Mi sembra chiaro che Levi abbia ben presente chi siano le vittime e i carnefici. E in quelle poche righe definisce il perimetro di quella zona. Basta proseguire il capitolo per capire che lo scrittore torinese parla, specificamente, dei prigionieri che si decisero, o furono costretti nella estrema vita del lager, a collaborare: “Costituivano una fauna pittoresca: scopini, lava-marmitte, guardie notturne, stiratori di letti, controllori di pidocchi e di scabbia, portaordini, interpreti, aiutanti degli aiutanti. (…). Il giudizio si fa più delicato e più vario per coloro che occupavano posizioni di comando: i capi delle squadre di lavoro, i capibaracca, gli scritturali, fino al mondo (a quel tempo da me neppure sospettato) dei prigionieri che svolgevano attività diverse, talvolta delicatissime, presso gli uffici amministrativi del Campo (…).”. Come sempre ne I sommersi e i salvati ,dal generale si passa allo specifico di alcune storie – ecco il “caso limite di collaborazione” rappresentato dai Sonderkommando di Auschwitz, “un gruppo di prigionieri a cui era affidata la gestione dei crematori”; oppure il caso Rumkowski, il re dei giudei, la cui storia, una variante della Zona Grigia, non inizia nel lager, ma lì si conclude e parla di questo ebreo che fu una marionetta nelle mani dei nazisti.
E’ da sottolineare che questo tema dei prigionieri dei lager, che collaborarono, è ancora poco studiato e mi pare interessante citare, anche se l’approccio è più sociologico che letterario, il saggio di Andreas Baumgartner, sociologo viennese, dal titolo Collaborazionismo o costrizione? I detenuti funzionari nei lager nazisti, contenuto nei atti del convegno Raccontare il lager. Deportazione e discorso autobiografico (Ed. Peter Lang).
Alla luce di queste poche chiarificazioni legate al testo di Levi, è chiaro che il protagonista del romanzo di Littell non è una voce della Zona Grigia.
Piperno compie un errore di prospettiva, vuole giustificare una voce, purgandola dagli stereotipi che l’autore de Le Benevole non è riuscito a togliere (a onor del vero non ho ancora finito di leggere l’intero romanzo, quindi questa è una prima impressione), e che lo stesso Piperno individua: “il nazista dandy omosessuale, Hitler che si muove come un rabbino…”.

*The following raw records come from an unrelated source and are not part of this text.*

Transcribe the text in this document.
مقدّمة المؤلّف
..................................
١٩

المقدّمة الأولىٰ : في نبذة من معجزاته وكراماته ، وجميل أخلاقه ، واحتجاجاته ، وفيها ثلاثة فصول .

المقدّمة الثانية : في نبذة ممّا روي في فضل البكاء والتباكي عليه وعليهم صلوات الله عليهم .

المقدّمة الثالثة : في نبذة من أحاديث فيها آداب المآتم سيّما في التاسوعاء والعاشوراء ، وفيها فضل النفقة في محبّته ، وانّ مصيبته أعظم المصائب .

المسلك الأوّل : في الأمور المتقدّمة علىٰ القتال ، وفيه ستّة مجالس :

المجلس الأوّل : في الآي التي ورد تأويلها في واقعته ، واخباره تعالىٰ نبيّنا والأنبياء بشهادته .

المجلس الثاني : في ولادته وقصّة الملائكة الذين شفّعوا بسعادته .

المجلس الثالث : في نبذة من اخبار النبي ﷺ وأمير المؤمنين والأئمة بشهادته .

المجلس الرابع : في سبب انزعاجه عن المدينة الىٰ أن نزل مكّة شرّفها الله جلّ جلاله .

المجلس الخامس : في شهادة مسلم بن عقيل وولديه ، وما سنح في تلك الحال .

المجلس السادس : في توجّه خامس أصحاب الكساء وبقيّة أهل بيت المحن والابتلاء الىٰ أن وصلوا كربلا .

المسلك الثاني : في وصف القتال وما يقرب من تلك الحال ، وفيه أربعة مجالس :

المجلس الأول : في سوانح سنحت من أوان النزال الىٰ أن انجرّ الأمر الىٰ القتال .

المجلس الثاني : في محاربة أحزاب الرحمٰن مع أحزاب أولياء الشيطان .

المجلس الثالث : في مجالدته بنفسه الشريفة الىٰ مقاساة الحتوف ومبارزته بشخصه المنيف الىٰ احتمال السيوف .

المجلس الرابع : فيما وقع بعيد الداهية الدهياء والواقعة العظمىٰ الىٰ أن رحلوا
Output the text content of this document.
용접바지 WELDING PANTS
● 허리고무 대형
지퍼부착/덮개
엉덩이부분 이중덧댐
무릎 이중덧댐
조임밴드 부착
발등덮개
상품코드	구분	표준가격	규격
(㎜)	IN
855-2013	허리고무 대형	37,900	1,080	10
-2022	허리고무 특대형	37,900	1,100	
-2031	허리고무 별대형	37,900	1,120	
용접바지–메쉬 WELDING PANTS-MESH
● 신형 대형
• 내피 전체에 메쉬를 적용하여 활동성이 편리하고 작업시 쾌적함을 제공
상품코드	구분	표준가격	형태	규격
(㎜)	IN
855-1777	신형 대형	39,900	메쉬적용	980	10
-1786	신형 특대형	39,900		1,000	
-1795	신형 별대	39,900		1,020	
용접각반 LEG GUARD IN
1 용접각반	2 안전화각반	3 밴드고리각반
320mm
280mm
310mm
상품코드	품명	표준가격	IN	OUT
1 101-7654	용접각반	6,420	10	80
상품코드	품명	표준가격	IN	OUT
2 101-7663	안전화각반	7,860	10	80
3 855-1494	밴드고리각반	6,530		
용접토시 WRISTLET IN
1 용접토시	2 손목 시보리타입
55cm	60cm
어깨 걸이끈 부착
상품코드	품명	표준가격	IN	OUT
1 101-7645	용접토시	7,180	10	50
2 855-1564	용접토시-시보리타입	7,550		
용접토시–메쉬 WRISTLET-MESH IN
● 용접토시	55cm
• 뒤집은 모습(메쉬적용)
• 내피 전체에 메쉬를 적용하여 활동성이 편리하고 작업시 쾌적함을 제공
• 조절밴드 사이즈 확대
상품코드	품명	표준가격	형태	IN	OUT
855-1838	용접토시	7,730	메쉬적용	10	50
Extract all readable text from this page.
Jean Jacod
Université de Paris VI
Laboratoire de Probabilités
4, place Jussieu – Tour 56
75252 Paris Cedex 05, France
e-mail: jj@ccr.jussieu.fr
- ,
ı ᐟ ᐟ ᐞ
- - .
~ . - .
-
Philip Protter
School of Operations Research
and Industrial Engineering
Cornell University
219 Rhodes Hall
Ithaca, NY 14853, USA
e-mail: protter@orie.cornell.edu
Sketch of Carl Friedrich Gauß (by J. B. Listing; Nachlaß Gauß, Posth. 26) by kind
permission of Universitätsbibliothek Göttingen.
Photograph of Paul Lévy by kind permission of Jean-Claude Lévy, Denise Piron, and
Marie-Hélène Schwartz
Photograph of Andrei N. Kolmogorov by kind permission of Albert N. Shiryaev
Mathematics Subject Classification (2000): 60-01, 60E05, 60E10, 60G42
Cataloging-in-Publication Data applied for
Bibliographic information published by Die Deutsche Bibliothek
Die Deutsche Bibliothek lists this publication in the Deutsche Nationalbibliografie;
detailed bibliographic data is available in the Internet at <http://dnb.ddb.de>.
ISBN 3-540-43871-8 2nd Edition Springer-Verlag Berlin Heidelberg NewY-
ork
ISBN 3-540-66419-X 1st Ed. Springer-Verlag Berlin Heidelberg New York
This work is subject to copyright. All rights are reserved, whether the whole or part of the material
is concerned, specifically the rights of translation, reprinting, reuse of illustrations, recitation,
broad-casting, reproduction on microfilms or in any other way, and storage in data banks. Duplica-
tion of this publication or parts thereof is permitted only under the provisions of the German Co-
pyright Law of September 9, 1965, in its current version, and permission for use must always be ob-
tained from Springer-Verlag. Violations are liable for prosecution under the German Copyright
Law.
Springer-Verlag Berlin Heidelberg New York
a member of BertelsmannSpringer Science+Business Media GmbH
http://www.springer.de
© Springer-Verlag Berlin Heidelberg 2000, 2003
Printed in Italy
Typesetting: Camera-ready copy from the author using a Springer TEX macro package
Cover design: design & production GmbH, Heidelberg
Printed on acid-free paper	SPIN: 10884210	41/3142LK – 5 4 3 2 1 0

Giustamente Piperno osserva che “Littell, nell’accingersi a scrivere di questa peculiare tragedia novecentesca, sapeva che non gli era consentito affrontarla né in modo estetizzante (alla Visconti o alla Benigni per intenderci) né in modo ideologico (i nazisti sono grassi rossi e sudati, e gli ebrei magri e con gli occhi dolci di un cagnolino)”, ma poi sbaglia quando conclude: “La sola via concessagli era la Zona Grigia”.
Perché in questo modo confonde, carnefici e vittime, mettendo una SS all’interno di un “luogo” che gli è vietato come Levi lucidamente scrive: “Rimane vero che la maggior parte degli oppressori, durante o (più spesso) dopo le loro azioni, si sono resi conto che quanto facevano o avevano fatto era iniquo, hanno magari provato dubbi o disagio, od anche sono stati puniti; ma queste loro sofferenze non bastano ad arruolarli fra le vittime”.
Si pone comunque il problema di capire da dove provenga la voce di Max, il protagonista, e come dare conto, in una critica seria, di questa provenienza.
Non è un compito facile. Faccio alcune ipotesi, che sono più che altro suggestioni.
Togliendo via l’estetizzazione, l’ideologia e anche la Zona Grigia, quello che rimane è il Male nudo, un soggetto vuoto e in un certo senso, veramente, banale. Cosa si può dire del Male se non che è male, senza aggettivi e senza orpelli, puro e semplice?
Per dire questo soggetto vuoto saltano le categorie solite di romanzo, di critica e di ricerca storia, ma bisogna mettere in campo una scrittura ibrida, che trova ne I sommersi e i salvati la vera cifra di paragone. Un libro con il quale tutti coloro che parlano di nazismo e lager devono e dovranno fare i conti.